Thinking about this a little harder, you'll realize that there's exactly one way that the adversary could learn one of those strings: she can query the oracle too. Specifically, all she has to do is query the oracle on "key || i" for any 1 <= i <= N and she'll get back one of the strings that the encryptor used to encrypt the ciphertext. If the adversary learns one of these strings, she can easily recover (at least part of) the plaintext, and our argument doesn't work anymore.
There's one obvious problem with this, at least from the adversary's point of view: she doesn't know the key.
So in order to query on "key || i", the adversary would have to guess the key. Every time she submits a guess "guess || i" to the oracle she'll either be wrong -- in which case she gets back a useless random string. Or she'll be right, in which case our scheme won't be secure anymore.
But fortunately for us, the key is random, and quite big (128 bits). This tells us something about the adversary's probability of success.
Specifically: if she makes exactly one guess, her probability of guessing the right key is quite small: one in the number of possible keys. For our specific example, her success probability would be 1/(2^128), which is astronomically small. Or course, she could try guessing more than once; if makes, say q guesses, her success probability rises to q/(2^128).
The basic assumption we started with is that the adversary is somehow limited in her computational power. This means she can only perform a reasonable number of hashes. In a formal security proof this is where we might invoke polynomial vs. exponential time. But rather than do that, let's just plug in some concrete numbers.
Let's assume that the adversary only has time to compute 2^40 (1.1 trillion) hashes. Assuming we used a 128-bit key, then her probability of guessing the key is at most (2^40)/(2^128) = 1/(2^88). This is still a pretty tiny number.

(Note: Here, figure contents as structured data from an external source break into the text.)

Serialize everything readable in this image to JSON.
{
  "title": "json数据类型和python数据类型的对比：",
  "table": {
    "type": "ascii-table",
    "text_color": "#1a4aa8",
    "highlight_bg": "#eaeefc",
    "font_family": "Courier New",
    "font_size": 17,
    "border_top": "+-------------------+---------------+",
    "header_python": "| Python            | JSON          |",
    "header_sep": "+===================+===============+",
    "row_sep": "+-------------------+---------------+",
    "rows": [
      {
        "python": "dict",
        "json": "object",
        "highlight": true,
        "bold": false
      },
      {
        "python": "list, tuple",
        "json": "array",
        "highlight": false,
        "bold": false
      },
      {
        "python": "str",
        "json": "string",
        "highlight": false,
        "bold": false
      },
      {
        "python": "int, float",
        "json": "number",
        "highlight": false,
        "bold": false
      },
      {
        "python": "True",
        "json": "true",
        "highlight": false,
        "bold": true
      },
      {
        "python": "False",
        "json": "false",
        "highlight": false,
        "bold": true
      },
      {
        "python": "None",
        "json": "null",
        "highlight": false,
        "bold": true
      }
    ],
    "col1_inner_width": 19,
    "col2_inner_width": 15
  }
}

Think a real-world adversary might be able to compute more than 2^40 hashes? No problem. Plug in your own numbers -- the calculation stays the same. And if you think the scheme isn't secure enough, you can always try making the key longer.
The point here is that we've demonstrated that in the Random Oracle Model the above scheme is 'as secure as the key'.** In other words, the adversary's best hope to attack the scheme is to find the key via brute-force guessing. As long as the key is large enough, we can confidently conclude that a "realistic" (i.e., time-bounded) adversary will have a very low -- or at least calculable -- probability of learning anything about the message.

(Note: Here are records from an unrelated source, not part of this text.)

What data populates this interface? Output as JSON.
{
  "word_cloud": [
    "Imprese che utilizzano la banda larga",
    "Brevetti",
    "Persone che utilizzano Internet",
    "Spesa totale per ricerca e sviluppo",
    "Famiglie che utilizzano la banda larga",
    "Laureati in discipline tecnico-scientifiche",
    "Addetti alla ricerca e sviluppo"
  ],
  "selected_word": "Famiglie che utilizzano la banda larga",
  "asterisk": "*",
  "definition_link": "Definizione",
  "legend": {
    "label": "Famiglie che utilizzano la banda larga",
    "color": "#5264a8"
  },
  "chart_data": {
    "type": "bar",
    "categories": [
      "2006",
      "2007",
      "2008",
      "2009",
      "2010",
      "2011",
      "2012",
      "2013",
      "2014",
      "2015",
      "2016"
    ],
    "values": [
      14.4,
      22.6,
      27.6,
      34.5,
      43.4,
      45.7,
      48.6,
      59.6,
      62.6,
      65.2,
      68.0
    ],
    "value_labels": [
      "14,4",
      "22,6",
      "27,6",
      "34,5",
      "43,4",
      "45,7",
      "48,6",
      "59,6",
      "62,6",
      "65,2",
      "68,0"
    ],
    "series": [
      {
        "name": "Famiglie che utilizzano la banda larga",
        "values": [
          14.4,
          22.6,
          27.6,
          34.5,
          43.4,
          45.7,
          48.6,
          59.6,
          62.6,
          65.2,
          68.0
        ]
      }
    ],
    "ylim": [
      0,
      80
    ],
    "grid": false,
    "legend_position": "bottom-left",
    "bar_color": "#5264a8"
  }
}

Depending on your point of view, this may have seemed a bit technical. Or maybe not. In any case, it definitely went a bit past the "layperson's introduction" I promised in the previous post. Moreover, it wasn't technical enough, in that it didn't capture all of the ways that cryptographers can "cheat" when using the random oracle model.***
I'm going to do my best to up for that in the next post, where we'll talk a bit about some real schemes with proofs in the random oracle model, and -- more importantly -- why cryptographers are willing to put up with this kind of thing.
* I got this result from an online SHA1 calculator of untrusted veracity. YMMV.
** Of course, in a real proof we'd be more formal, and we'd also consider the possibility that an adversary might at least be able to obtain the encryption of some chosen plaintexts. This would be captured in the security game we use.
*** Some will note that I didn't exactly need to model the hash function as a random oracle to make this example work. Had I invoked a keyed hash function, I might have used a weaker assumption (and in this case, weak is good!) that H() is pseudo-random. But this is really a topic for another post. I chose this example for pedagogical reasons (it's easy to understand!) rather than its unique need for a random oracle analysis.